用于识别一人多账号的方法及装置Method and device for identifying one person with multiple accounts
相关申请的交叉引用CROSS-REFERENCE TO RELATED APPLICATIONS
本专利申请要求于2021年01月14日提交的、申请号为202110049322.5、发明名称为“用于识别一人多账号的方法及装置”的中国专利申请的优先权,该申请的全文以引用的方式并入本申请中。This patent application claims the priority of the Chinese patent application filed on January 14, 2021 with the application number of 202110049322.5 and the invention titled "Method and Device for Identifying One Person and Multiple Accounts", the full text of which is by reference incorporated into this application.
技术领域technical field
本申请实施例涉及计算机技术领域,具体涉及一种用于识别一人多账号的方法及装置。The embodiments of the present application relate to the field of computer technologies, and in particular, to a method and an apparatus for identifying one person with multiple accounts.
背景技术Background technique
在电商平台中,同一人拥有多个账号的情况十分常见。例如,用户在京东平台除了拥有个人账号外,还拥有一个用于开展企业业务的企业账号。又例如,用户在不同的设备上注册了多个个人账号。In e-commerce platforms, it is very common for the same person to have multiple accounts. For example, in addition to having a personal account on the JD.com platform, a user also has a corporate account for conducting corporate business. For another example, the user has registered multiple personal accounts on different devices.
发明内容SUMMARY OF THE INVENTION
本申请实施例提出了一种用于识别一人多账号的方法及装置。The embodiments of the present application propose a method and device for identifying one person with multiple accounts.

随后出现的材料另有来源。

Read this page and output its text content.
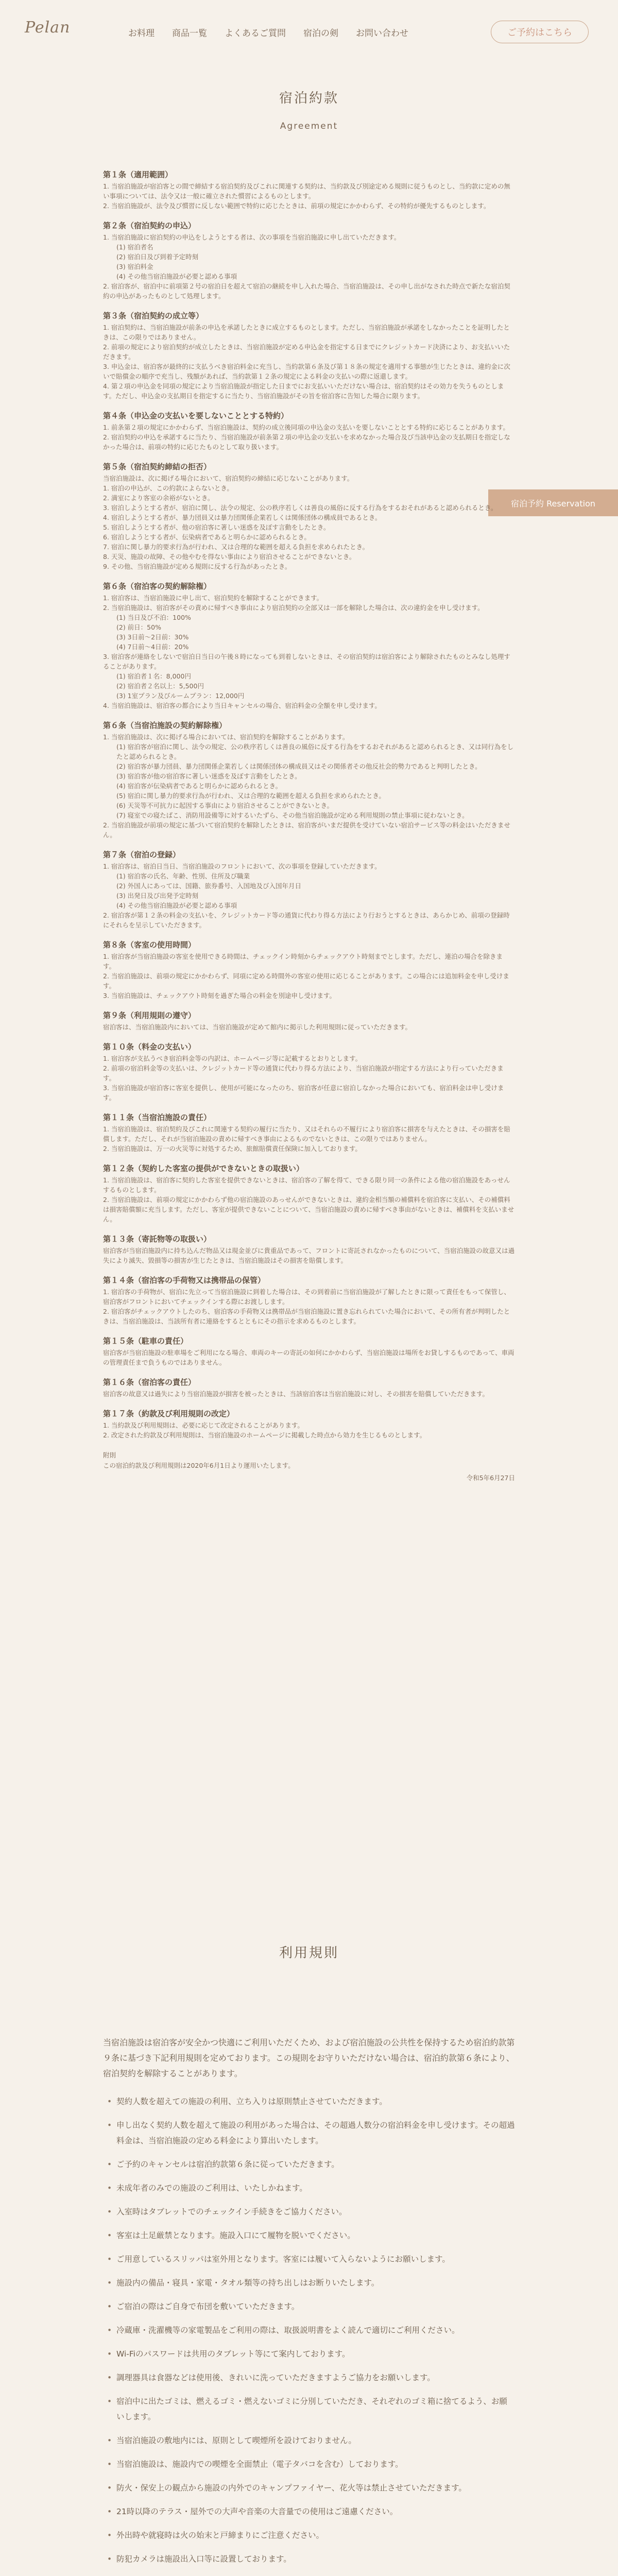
Pelan	お料理	商品一覧	よくあるご質問	宿泊の剣	お問い合わせ	ご予約はこちら
宿泊予約 Reservation
宿泊約款
Agreement
第１条（適用範囲）
1. 当宿泊施設が宿泊客との間で締結する宿泊契約及びこれに関連する契約は、当約款及び別途定める規則に従うものとし、当約款に定めの無い事項については、法令又は一般に確立された慣習によるものとします。
2. 当宿泊施設が、法令及び慣習に反しない範囲で特約に応じたときは、前項の規定にかかわらず、その特約が優先するものとします。
第２条（宿泊契約の申込）
1. 当宿泊施設に宿泊契約の申込をしようとする者は、次の事項を当宿泊施設に申し出ていただきます。
(1) 宿泊者名
(2) 宿泊日及び到着予定時刻
(3) 宿泊料金
(4) その他当宿泊施設が必要と認める事項
2. 宿泊客が、宿泊中に前項第２号の宿泊日を超えて宿泊の継続を申し入れた場合、当宿泊施設は、その申し出がなされた時点で新たな宿泊契約の申込があったものとして処理します。
第３条（宿泊契約の成立等）
1. 宿泊契約は、当宿泊施設が前条の申込を承諾したときに成立するものとします。ただし、当宿泊施設が承諾をしなかったことを証明したときは、この限りではありません。
2. 前項の規定により宿泊契約が成立したときは、当宿泊施設が定める申込金を指定する日までにクレジットカード決済により、お支払いいただきます。
3. 申込金は、宿泊客が最終的に支払うべき宿泊料金に充当し、当約款第６条及び第１８条の規定を適用する事態が生じたときは、違約金に次いで賠償金の順序で充当し、残額があれば、当約款第１２条の規定による料金の支払いの際に返還します。
4. 第２項の申込金を同項の規定により当宿泊施設が指定した日までにお支払いいただけない場合は、宿泊契約はその効力を失うものとします。ただし、申込金の支払期日を指定するに当たり、当宿泊施設がその旨を宿泊客に告知した場合に限ります。
第４条（申込金の支払いを要しないこととする特約）
1. 前条第２項の規定にかかわらず、当宿泊施設は、契約の成立後同項の申込金の支払いを要しないこととする特約に応じることがあります。
2. 宿泊契約の申込を承諾するに当たり、当宿泊施設が前条第２項の申込金の支払いを求めなかった場合及び当該申込金の支払期日を指定しなかった場合は、前項の特約に応じたものとして取り扱います。
第５条（宿泊契約締結の拒否）
当宿泊施設は、次に掲げる場合において、宿泊契約の締結に応じないことがあります。
1. 宿泊の申込が、この約款によらないとき。
2. 満室により客室の余裕がないとき。
3. 宿泊しようとする者が、宿泊に関し、法令の規定、公の秩序若しくは善良の風俗に反する行為をするおそれがあると認められるとき。
4. 宿泊しようとする者が、暴力団員又は暴力団関係企業若しくは関係団体の構成員であるとき。
5. 宿泊しようとする者が、他の宿泊客に著しい迷惑を及ぼす言動をしたとき。
6. 宿泊しようとする者が、伝染病者であると明らかに認められるとき。
7. 宿泊に関し暴力的要求行為が行われ、又は合理的な範囲を超える負担を求められたとき。
8. 天災、施設の故障、その他やむを得ない事由により宿泊させることができないとき。
9. その他、当宿泊施設が定める規則に反する行為があったとき。
第６条（宿泊客の契約解除権）
1. 宿泊客は、当宿泊施設に申し出て、宿泊契約を解除することができます。
2. 当宿泊施設は、宿泊客がその責めに帰すべき事由により宿泊契約の全部又は一部を解除した場合は、次の違約金を申し受けます。
(1) 当日及び不泊：100%
(2) 前日：50%
(3) 3日前～2日前：30%
(4) 7日前～4日前：20%
3. 宿泊客が連絡をしないで宿泊日当日の午後８時になっても到着しないときは、その宿泊契約は宿泊客により解除されたものとみなし処理することがあります。
(1) 宿泊者１名：8,000円
(2) 宿泊者２名以上：5,500円
(3) 1室プラン及びルームプラン：12,000円
4. 当宿泊施設は、宿泊客の都合により当日キャンセルの場合、宿泊料金の全額を申し受けます。
第６条（当宿泊施設の契約解除権）
1. 当宿泊施設は、次に掲げる場合においては、宿泊契約を解除することがあります。
(1) 宿泊客が宿泊に関し、法令の規定、公の秩序若しくは善良の風俗に反する行為をするおそれがあると認められるとき、又は同行為をしたと認められるとき。
(2) 宿泊客が暴力団員、暴力団関係企業若しくは関係団体の構成員又はその関係者その他反社会的勢力であると判明したとき。
(3) 宿泊客が他の宿泊客に著しい迷惑を及ぼす言動をしたとき。
(4) 宿泊客が伝染病者であると明らかに認められるとき。
(5) 宿泊に関し暴力的要求行為が行われ、又は合理的な範囲を超える負担を求められたとき。
(6) 天災等不可抗力に起因する事由により宿泊させることができないとき。
(7) 寝室での寝たばこ、消防用設備等に対するいたずら、その他当宿泊施設が定める利用規則の禁止事項に従わないとき。
2. 当宿泊施設が前項の規定に基づいて宿泊契約を解除したときは、宿泊客がいまだ提供を受けていない宿泊サービス等の料金はいただきません。
第７条（宿泊の登録）
1. 宿泊客は、宿泊日当日、当宿泊施設のフロントにおいて、次の事項を登録していただきます。
(1) 宿泊客の氏名、年齢、性別、住所及び職業
(2) 外国人にあっては、国籍、旅券番号、入国地及び入国年月日
(3) 出発日及び出発予定時刻
(4) その他当宿泊施設が必要と認める事項
2. 宿泊客が第１２条の料金の支払いを、クレジットカード等の通貨に代わり得る方法により行おうとするときは、あらかじめ、前項の登録時にそれらを呈示していただきます。
第８条（客室の使用時間）
1. 宿泊客が当宿泊施設の客室を使用できる時間は、チェックイン時刻からチェックアウト時刻までとします。ただし、連泊の場合を除きます。
2. 当宿泊施設は、前項の規定にかかわらず、同項に定める時間外の客室の使用に応じることがあります。この場合には追加料金を申し受けます。
3. 当宿泊施設は、チェックアウト時刻を過ぎた場合の料金を別途申し受けます。
第９条（利用規則の遵守）
宿泊客は、当宿泊施設内においては、当宿泊施設が定めて館内に掲示した利用規則に従っていただきます。
第１０条（料金の支払い）
1. 宿泊客が支払うべき宿泊料金等の内訳は、ホームページ等に記載するとおりとします。
2. 前項の宿泊料金等の支払いは、クレジットカード等の通貨に代わり得る方法により、当宿泊施設が指定する方法により行っていただきます。
3. 当宿泊施設が宿泊客に客室を提供し、使用が可能になったのち、宿泊客が任意に宿泊しなかった場合においても、宿泊料金は申し受けます。
第１１条（当宿泊施設の責任）
1. 当宿泊施設は、宿泊契約及びこれに関連する契約の履行に当たり、又はそれらの不履行により宿泊客に損害を与えたときは、その損害を賠償します。ただし、それが当宿泊施設の責めに帰すべき事由によるものでないときは、この限りではありません。
2. 当宿泊施設は、万一の火災等に対処するため、旅館賠償責任保険に加入しております。
第１２条（契約した客室の提供ができないときの取扱い）
1. 当宿泊施設は、宿泊客に契約した客室を提供できないときは、宿泊客の了解を得て、できる限り同一の条件による他の宿泊施設をあっせんするものとします。
2. 当宿泊施設は、前項の規定にかかわらず他の宿泊施設のあっせんができないときは、違約金相当額の補償料を宿泊客に支払い、その補償料は損害賠償額に充当します。ただし、客室が提供できないことについて、当宿泊施設の責めに帰すべき事由がないときは、補償料を支払いません。
第１３条（寄託物等の取扱い）
宿泊客が当宿泊施設内に持ち込んだ物品又は現金並びに貴重品であって、フロントに寄託されなかったものについて、当宿泊施設の故意又は過失により滅失、毀損等の損害が生じたときは、当宿泊施設はその損害を賠償します。
第１４条（宿泊客の手荷物又は携帯品の保管）
1. 宿泊客の手荷物が、宿泊に先立って当宿泊施設に到着した場合は、その到着前に当宿泊施設が了解したときに限って責任をもって保管し、宿泊客がフロントにおいてチェックインする際にお渡しします。
2. 宿泊客がチェックアウトしたのち、宿泊客の手荷物又は携帯品が当宿泊施設に置き忘れられていた場合において、その所有者が判明したときは、当宿泊施設は、当該所有者に連絡をするとともにその指示を求めるものとします。
第１５条（駐車の責任）
宿泊客が当宿泊施設の駐車場をご利用になる場合、車両のキーの寄託の如何にかかわらず、当宿泊施設は場所をお貸しするものであって、車両の管理責任まで負うものではありません。
第１６条（宿泊客の責任）
宿泊客の故意又は過失により当宿泊施設が損害を被ったときは、当該宿泊客は当宿泊施設に対し、その損害を賠償していただきます。
第１７条（約款及び利用規則の改定）
1. 当約款及び利用規則は、必要に応じて改定されることがあります。
2. 改定された約款及び利用規則は、当宿泊施設のホームページに掲載した時点から効力を生じるものとします。
附則
この宿泊約款及び利用規則は2020年6月1日より運用いたします。
令和5年6月27日
利用規則
当宿泊施設は宿泊客が安全かつ快適にご利用いただくため、および宿泊施設の公共性を保持するため宿泊約款第９条に基づき下記利用規則を定めております。この規則をお守りいただけない場合は、宿泊約款第６条により、宿泊契約を解除することがあります。
• 契約人数を超えての施設の利用、立ち入りは原則禁止させていただきます。
• 申し出なく契約人数を超えて施設の利用があった場合は、その超過人数分の宿泊料金を申し受けます。その超過料金は、当宿泊施設の定める料金により算出いたします。
• ご予約のキャンセルは宿泊約款第６条に従っていただきます。
• 未成年者のみでの施設のご利用は、いたしかねます。
• 入室時はタブレットでのチェックイン手続きをご協力ください。
• 客室は土足厳禁となります。施設入口にて履物を脱いでください。
• ご用意しているスリッパは室外用となります。客室には履いて入らないようにお願いします。
• 施設内の備品・寝具・家電・タオル類等の持ち出しはお断りいたします。
• ご宿泊の際はご自身で布団を敷いていただきます。
• 冷蔵庫・洗濯機等の家電製品をご利用の際は、取扱説明書をよく読んで適切にご利用ください。
• Wi-Fiのパスワードは共用のタブレット等にて案内しております。
• 調理器具は食器などは使用後、きれいに洗っていただきますようご協力をお願いします。
• 宿泊中に出たゴミは、燃えるゴミ・燃えないゴミに分別していただき、それぞれのゴミ箱に捨てるよう、お願いします。
• 当宿泊施設の敷地内には、原則として喫煙所を設けておりません。
• 当宿泊施設は、施設内での喫煙を全面禁止（電子タバコを含む）しております。
• 防火・保安上の観点から施設の内外でのキャンプファイヤー、花火等は禁止させていただきます。
• 21時以降のテラス・屋外での大声や音楽の大音量での使用はご遠慮ください。
• 外出時や就寝時は火の始末と戸締まりにご注意ください。
• 防犯カメラは施設出入口等に設置しております。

第一方面,本申请实施例提供了一种用于识别一人多账号的方法,包括:获取账号对中的账号所对应的用户信息、所涉及的标识信息;确定账号对中的账号是否满足预设关联信息,预设关联信息用于表征账号对中的账号是否具有属于同一人的可能性;响应于确定账号对中的账号满足预设关联信息,确定账号对中的账号是否满足预设判定条件,其中,预设判定条件用于确定账号对中的账号是否属于同一人;响应于确定账号对中的账号不满足预设判定条件,对账号对中的账号的用户信息、标识信息进行处理,得到账号对对应的特征向量;将特征向量输入预先训练的识别模型,确定账号对中的账号是否属于同一人,其中,识别模型用于表征账号对对应的特征向量与账号对中的账号是否属于同一人的判定结果之间的对应关系。In a first aspect, the embodiments of the present application provide a method for identifying one person with multiple accounts, including: acquiring user information and related identification information corresponding to an account in an account pair; determining whether the account in the account pair satisfies a predetermined Assuming association information, the preset association information is used to represent whether the accounts in the account pair have the possibility of belonging to the same person; in response to determining that the accounts in the account pair satisfy the preset association information, determine whether the accounts in the account pair satisfy the preset judgment. The preset judgment condition is used to determine whether the accounts in the account pair belong to the same person; in response to determining that the account in the account pair does not meet the preset judgment condition, the user information and identification information of the account in the account pair are processed. , obtain the feature vector corresponding to the account pair; input the feature vector into the pre-trained identification model to determine whether the accounts in the account pair belong to the same person, wherein the identification model is used to characterize whether the feature vector corresponding to the account pair and the account in the account pair are not Correspondence between judgment results belonging to the same person.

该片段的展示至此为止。